I am happy to defer to the authority of those who have greater skill, knowledge and/or experience. I am absolutely miserable to defer to the authority of those who have nothing but a flowchart to distinguish them. Possibly a misunderstood, discredited flowchart. I have probably been reading too much of Dr. Crippen, because when I saw this title pop up on a recommendation list because I’d bought some of my pharmacology texts, my head exploded.
This business of pathways and protocols and journeys, esteemed colleagues, is utter and irritating bullshit. It builds on itself rather than providing us with a useful framework for organising patient care. If I never saw the transtheoretical model again in my education, it would be too soon.
I should point out that nurses are awesome. I was spawned of a nurse, and skilled nursing care is the reason people I know (and helped care for) had a dignified end instead of a miserable, unsanitary snuffing. Why am I picking on nurses? Because outside of one instructor, all my exposure to this namby-pamby mealy-mouthed tapioca-grounded approach to healthcare (excuse me, wellness maintenance empowerment provision) has been through classes taught by the School of Nursing. This BS is a plague affecting all the healthcare professions, but at least at my institution it seems to have gotten a particular pseudopod-hold in the nursing department.

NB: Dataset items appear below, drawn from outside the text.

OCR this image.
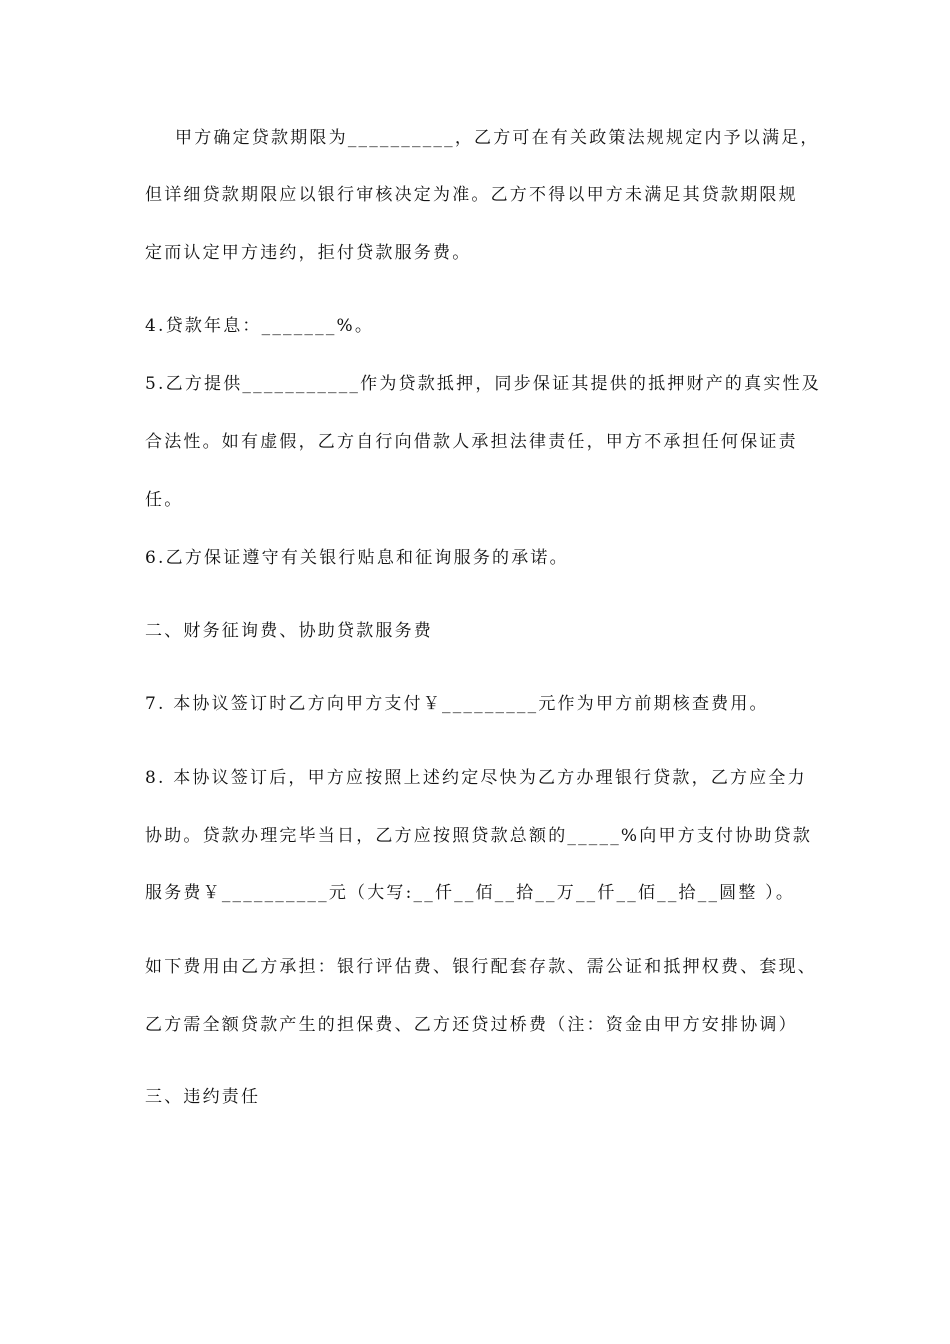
甲方确定贷款期限为__________，乙方可在有关政策法规规定内予以满足，
但详细贷款期限应以银行审核决定为准。乙方不得以甲方未满足其贷款期限规
定而认定甲方违约，拒付贷款服务费。
4.贷款年息：_______%。
5.乙方提供___________作为贷款抵押，同步保证其提供的抵押财产的真实性及
合法性。如有虚假，乙方自行向借款人承担法律责任，甲方不承担任何保证责
任。
6.乙方保证遵守有关银行贴息和征询服务的承诺。
二、财务征询费、协助贷款服务费
7. 本协议签订时乙方向甲方支付￥_________元作为甲方前期核查费用。
8. 本协议签订后，甲方应按照上述约定尽快为乙方办理银行贷款，乙方应全力
协助。贷款办理完毕当日，乙方应按照贷款总额的_____%向甲方支付协助贷款
服务费￥__________元（大写:__仟__佰__拾__万__仟__佰__拾__圆整 ）。
如下费用由乙方承担：银行评估费、银行配套存款、需公证和抵押权费、套现、
乙方需全额贷款产生的担保费、乙方还贷过桥费（注：资金由甲方安排协调）
三、违约责任
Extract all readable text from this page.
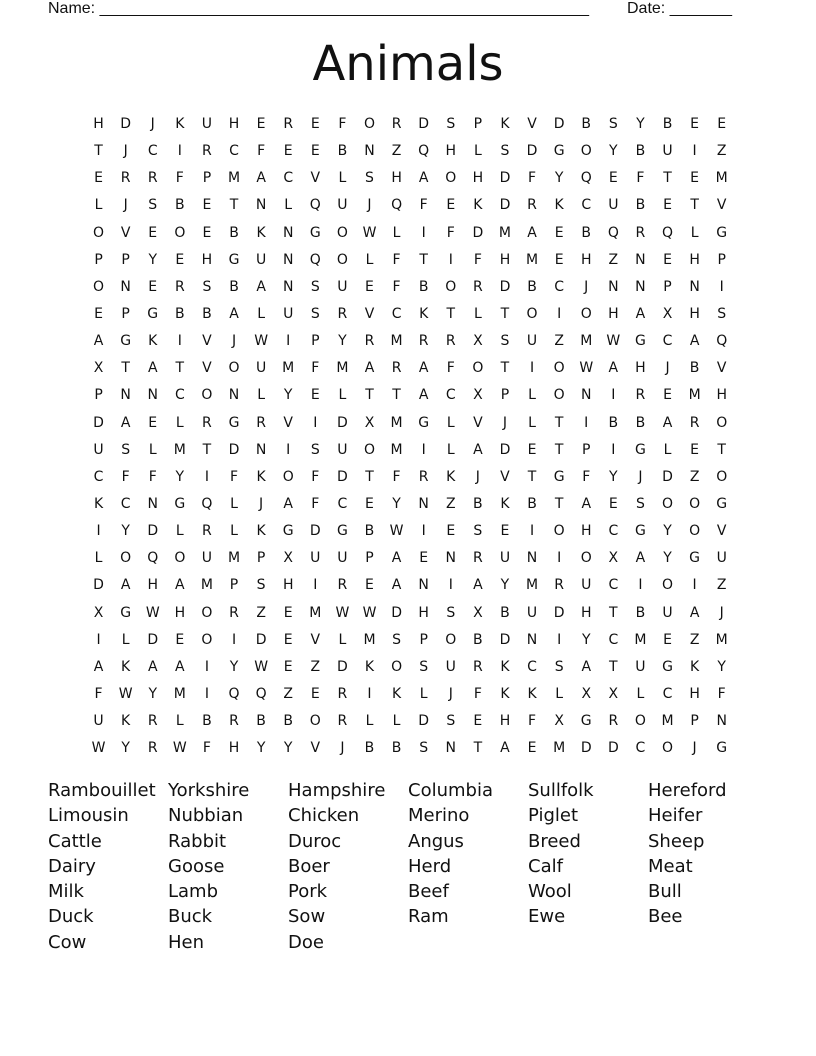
Name: _______________________________________________________ Date: _______
Animals
H	D	J	K	U	H	E	R	E	F	O	R	D	S	P	K	V	D	B	S	Y	B	E	E
T	J	C	I	R	C	F	E	E	B	N	Z	Q	H	L	S	D	G	O	Y	B	U	I	Z
E	R	R	F	P	M	A	C	V	L	S	H	A	O	H	D	F	Y	Q	E	F	T	E	M
L	J	S	B	E	T	N	L	Q	U	J	Q	F	E	K	D	R	K	C	U	B	E	T	V
O	V	E	O	E	B	K	N	G	O	W	L	I	F	D	M	A	E	B	Q	R	Q	L	G
P	P	Y	E	H	G	U	N	Q	O	L	F	T	I	F	H	M	E	H	Z	N	E	H	P
O	N	E	R	S	B	A	N	S	U	E	F	B	O	R	D	B	C	J	N	N	P	N	I
E	P	G	B	B	A	L	U	S	R	V	C	K	T	L	T	O	I	O	H	A	X	H	S
A	G	K	I	V	J	W	I	P	Y	R	M	R	R	X	S	U	Z	M	W	G	C	A	Q
X	T	A	T	V	O	U	M	F	M	A	R	A	F	O	T	I	O	W	A	H	J	B	V
P	N	N	C	O	N	L	Y	E	L	T	T	A	C	X	P	L	O	N	I	R	E	M	H
D	A	E	L	R	G	R	V	I	D	X	M	G	L	V	J	L	T	I	B	B	A	R	O
U	S	L	M	T	D	N	I	S	U	O	M	I	L	A	D	E	T	P	I	G	L	E	T
C	F	F	Y	I	F	K	O	F	D	T	F	R	K	J	V	T	G	F	Y	J	D	Z	O
K	C	N	G	Q	L	J	A	F	C	E	Y	N	Z	B	K	B	T	A	E	S	O	O	G
I	Y	D	L	R	L	K	G	D	G	B	W	I	E	S	E	I	O	H	C	G	Y	O	V
L	O	Q	O	U	M	P	X	U	U	P	A	E	N	R	U	N	I	O	X	A	Y	G	U
D	A	H	A	M	P	S	H	I	R	E	A	N	I	A	Y	M	R	U	C	I	O	I	Z
X	G	W	H	O	R	Z	E	M	W W	D	H	S	X	B	U	D	H	T	B	U	A	J
I	L	D	E	O	I	D	E	V	L	M	S	P	O	B	D	N	I	Y	C	M	E	Z	M
A	K	A	A	I	Y	W	E	Z	D	K	O	S	U	R	K	C	S	A	T	U	G	K	Y
F	W	Y	M	I	Q	Q	Z	E	R	I	K	L	J	F	K	K	L	X	X	L	C	H	F
U	K	R	L	B	R	B	B	O	R	L	L	D	S	E	H	F	X	G	R	O	M	P	N
W	Y	R	W	F	H	Y	Y	V	J	B	B	S	N	T	A	E	M	D	D	C	O	J	G
Rambouillet Yorkshire	Hampshire	Columbia	Sullfolk	Hereford
Limousin	Nubbian	Chicken	Merino	Piglet	Heifer
Cattle	Rabbit	Duroc	Angus	Breed	Sheep
Dairy	Goose	Boer	Herd	Calf	Meat
Milk	Lamb	Pork	Beef	Wool	Bull
Duck	Buck	Sow	Ram	Ewe	Bee
Cow	Hen	Doe
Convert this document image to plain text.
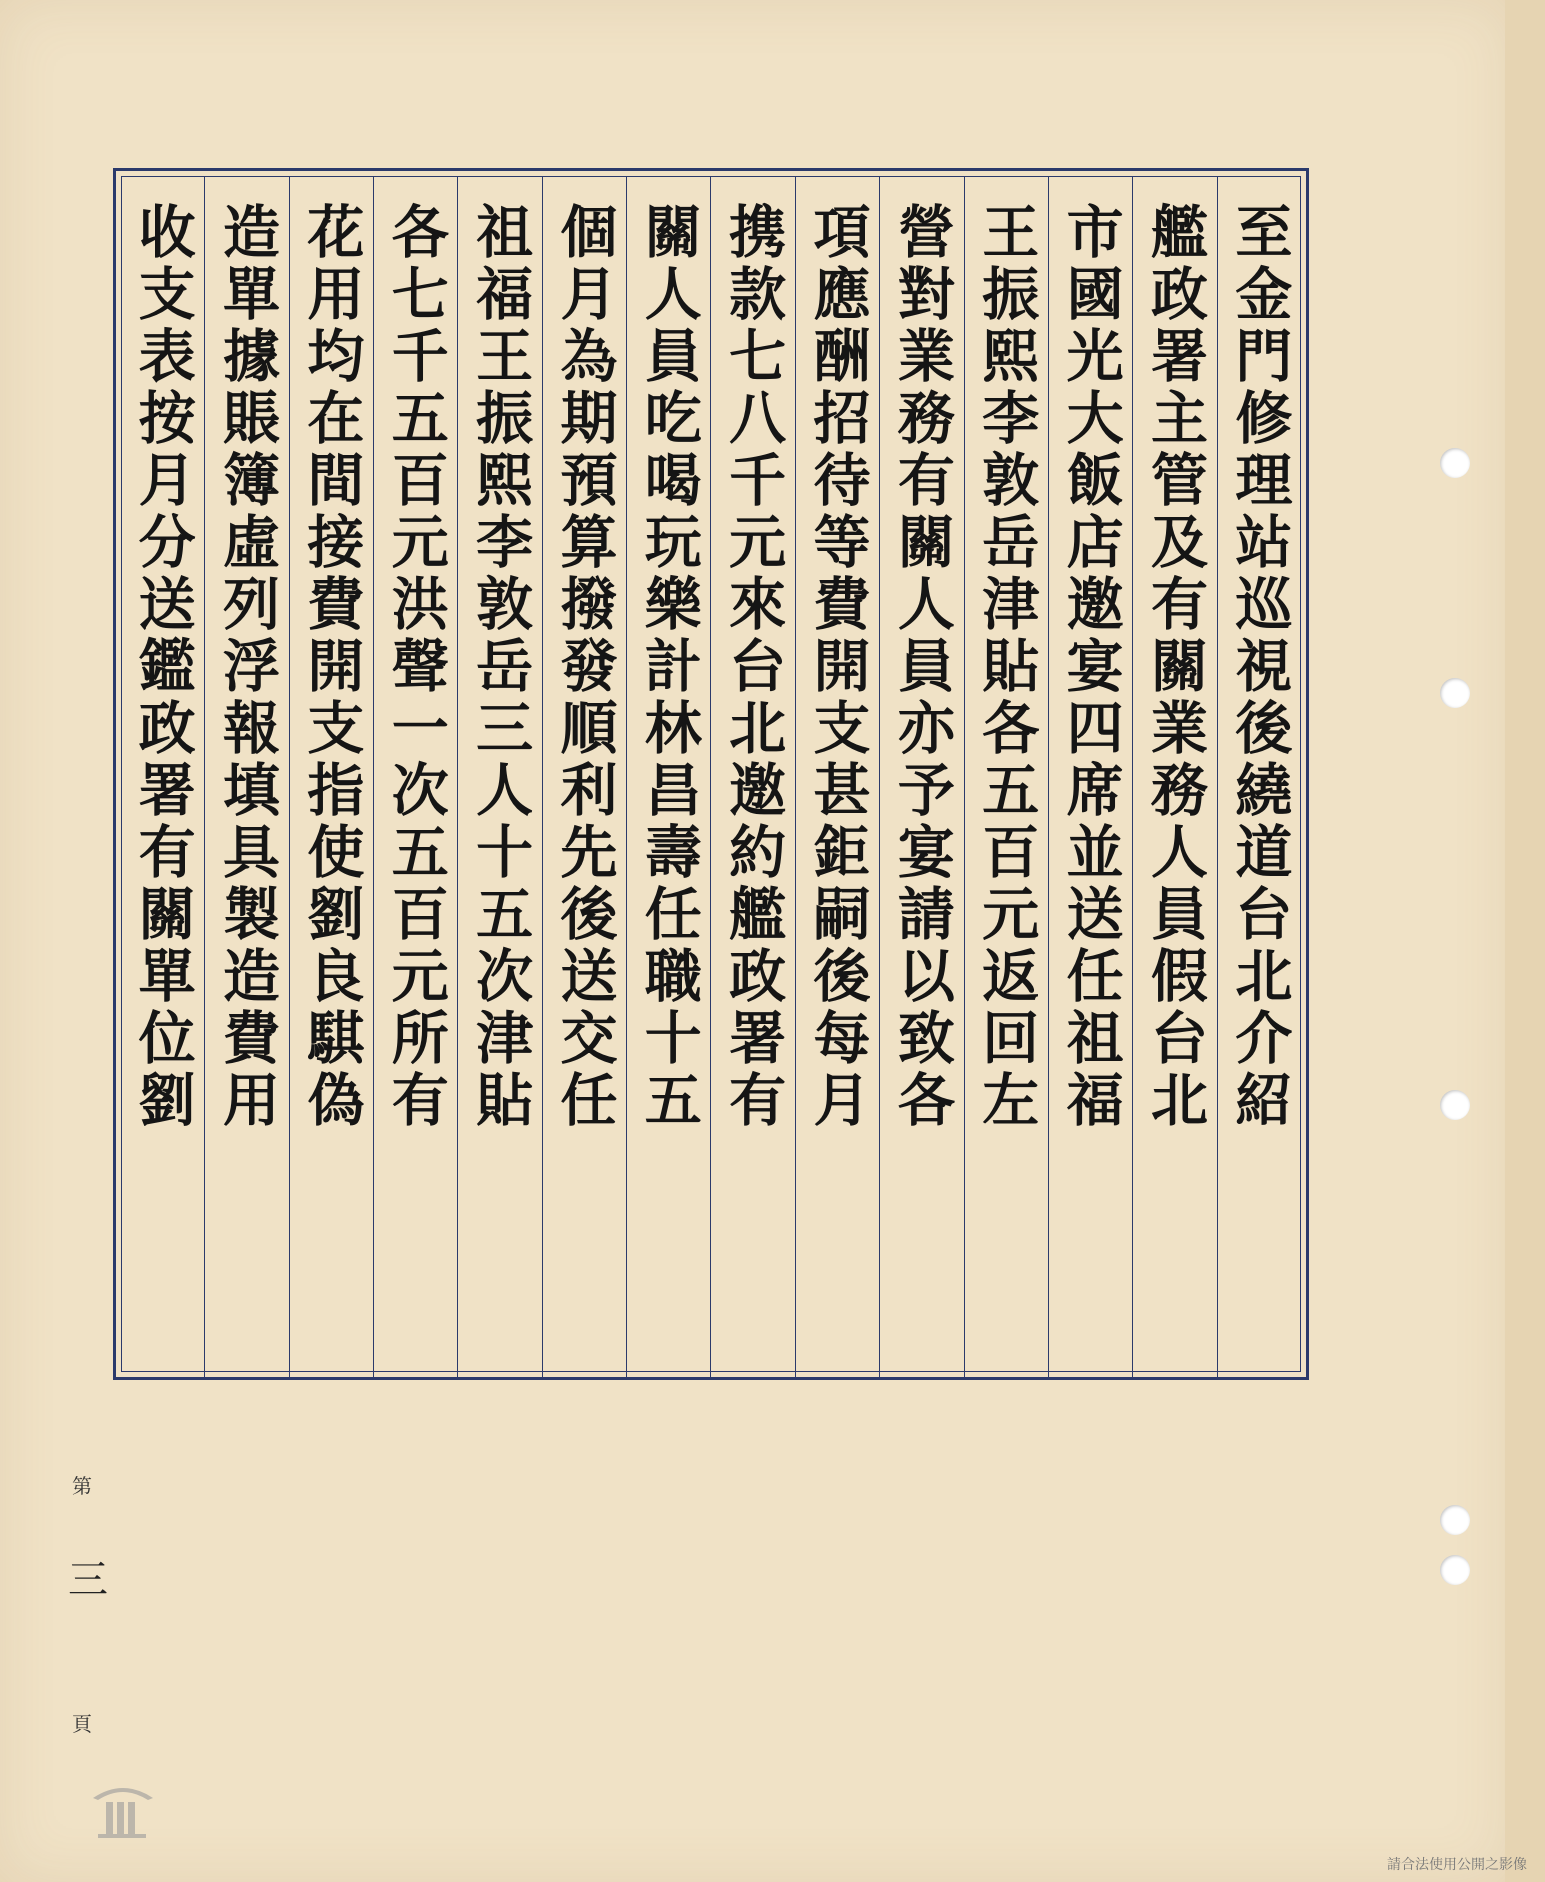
至金門修理站巡視後繞道台北介紹
艦政署主管及有關業務人員假台北
市國光大飯店邀宴四席並送任祖福
王振熙李敦岳津貼各五百元返回左
營對業務有關人員亦予宴請以致各
項應酬招待等費開支甚鉅嗣後每月
携款七八千元來台北邀約艦政署有
關人員吃喝玩樂計林昌壽任職十五
個月為期預算撥發順利先後送交任
祖福王振熙李敦岳三人十五次津貼
各七千五百元洪聲一次五百元所有
花用均在間接費開支指使劉良騏偽
造單據賬簿虛列浮報填具製造費用
收支表按月分送鑑政署有關單位劉
第
三
頁
請合法使用公開之影像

This is distinct from the complaint that healthcare is getting overly nursified, a complaint I don’t entirely agree with. And protocols have a place in the interactions of healthcare professionals; they can ensure that all the paperwork goes to the appropriate places and all the lines get signed. But this commodification of professional-patient interactions to pathways and protocols devalues our skills and experience. All of us, including nurses.
Drop the crack, RNs of the world. I can talk a good line about educating and empowering patients, and I mean every word of it, but I am not guiding them on their journeys, I am not a team member nourishing wholeness and wellness of human beings, and I am not a a precious coloured shard in the kaleidoscope of modern healthcare. Neither are my patients.